Par Khaled Remouche
La disparition du ministère de la Transition énergétique et des énergies renouvelables (MTEER) jette un flou supplémentaire sur le projet Solar 1000 MW. Elle incite également à se poser des questions sur le devenir de la société Shaems, chargée de piloter les candidatures à l’investissement.
Plus de dix jours après l’installation de la ministre de l’Environnement à la tête d’un super département et qui récupère, également, la Transition énergétique qui disparaît de l’organigramme du gouvernement, le flou entoure la relance du projet Solar 1000 MW. L’ouverture des plis, prévue en juillet dernier, a été reportée à une date ultérieure guère précisée, donnant libre cours aux spéculations. « Pas avant la fin 2022 », « en 2023 », avancent certains observateurs de la scène énergétique nationale.
Les nouvelles autorités de la filière n’ont prononcé à ce jour aucun discours rassurant en direction des acteurs du marché, en particulier les potentiels soumissionnaires, ou en direction des sous-traitants intéressés par ce marché. Ces derniers sont plongés dans l’incertitude au sujet de la date d’ouverture des plis techniques, mais, également, concernant les prérogatives de la nouvelle ministre de l’Environnement.
Il convient de rappeler que le cahier des charges inhérent à l’appel d’offres Solar 1000 MW affiche le pouvoir accordé au ministère de la Transition énergétique de piloter le processus et à l’entité constituée entre Sonatrach et Sonelgaz Shaems de lancer l’appel d’offres et de sélectionner les sociétés ou groupements qui seront chargés de la réalisation des centrales photovoltaïques d’une capacité de 1000 MW. Avec le rattachement du ministère de la Transition énergétique à celui de l’Environnement, la question est de savoir si ce dernier aura les prérogatives de relancer l’appel d’offres Solar 1000 MW.

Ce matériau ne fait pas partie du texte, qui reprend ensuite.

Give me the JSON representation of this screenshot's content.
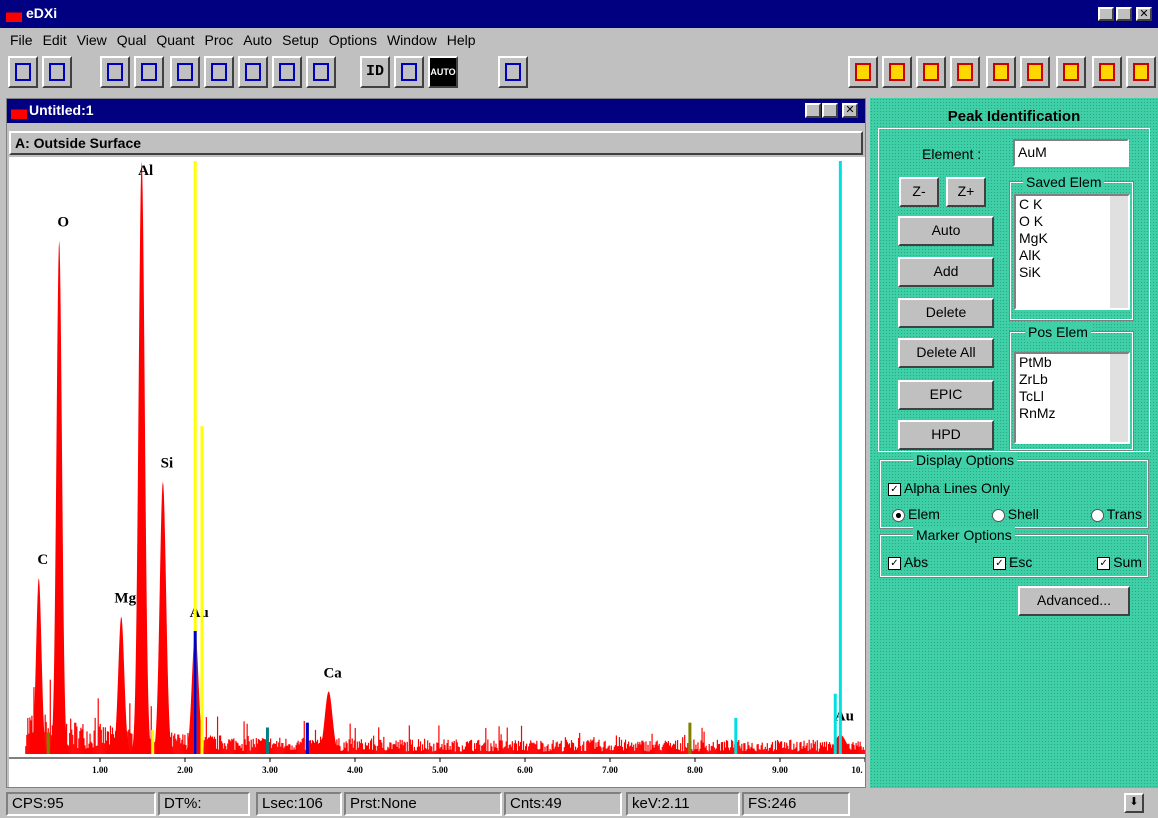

Pour un spécialiste du domaine, il faudra promulguer un décret qui fixe les nouvelles prérogatives de la ministre de l’Environnement, la gestion du dossier de transition énergétique. Ce qui va la conforter dans un rôle de super ministre avec le maintien de Shaems dans le giron de ce grand département et le pilotage du projet Solar 1000 MW. Mais il se pourrait qu’on revienne au schéma antérieur, selon ce spécialiste, où le ministère de l’Energie s’occupe des grands projets dans le domaine des énergies renouvelables, tel que le projet Solar 1000 et le rattachement de Shaems et au ministère de l’Environnement, l’attribution des petits projets dans le domaine des énergies renouvelables, en particulier le hors réseau. L’autre grand point d’interrogation est la gestion du fonds des énergies renouvelables dévolu au ministère de la Transition énergétique par la loi de finances, avance un expert. Ce fonds est très important dans le processus de réalisation des centrales photovoltaïques d’une capacité de 1000 MW puisqu’il couvre le différentiel entre le prix du kilowattheure et le prix du kilowattheure cédé au consommateur final. Il faut que la prochaine loi de finances attribue au ministère de l’Environnement la gestion de ce fonds.

L’objectif de produire 4000 MW compromis ?
Autre interrogation, la question du financement des projets de réalisation de ces centrales photovoltaïques d’une capacité globale de 1000 MW. Aucune garantie n’a été donnée aux potentiels soumissionnaires que les banques publiques et privées locales vont devoir financer ces projets ni les investisseurs. Ce processus suit le modèle IPP qui, dans plusieurs pays développés ou émergents, donne aux investisseurs la liberté de mobiliser les financements. Ce qui veut dire pour l’Algérie le recours aux crédits extérieurs. Si pour Solar 1000 MW, cette option est retenue, il faudra l’accord des plus hautes autorités du pays. L’autre incertitude est la garantie de l’Etat en cas de défaillance de Sonelgaz à payer les sociétés productrices d’électricité alimentant le réseau de Sonelgaz à partir de l’énergie solaire. Toutes ces incertitudes laissent penser que l’ouverture des plis techniques ne se fera qu’en 2023. Quant à la mobilisation du financement, le cahier des charges du projet Solar 1000 MW fixe un délai de six mois.
Ce n’est donc qu’en 2023, voire au second semestre 2023, que les sociétés retenues pour la réalisation de ces centrales photovoltaïques seront prêtes à lancer les travaux dont la durée est estimée à deux ans. Il s’ensuit que l’objectif gouvernemental de production de 4000 MW à l’horizon 2024 risque d’être compromis, même dans le scénario où le gouvernement lance en 2023 les appels d’offres Solar 2 1000 MW, Solar 3 1000 MW, Solar 4 1000 MW.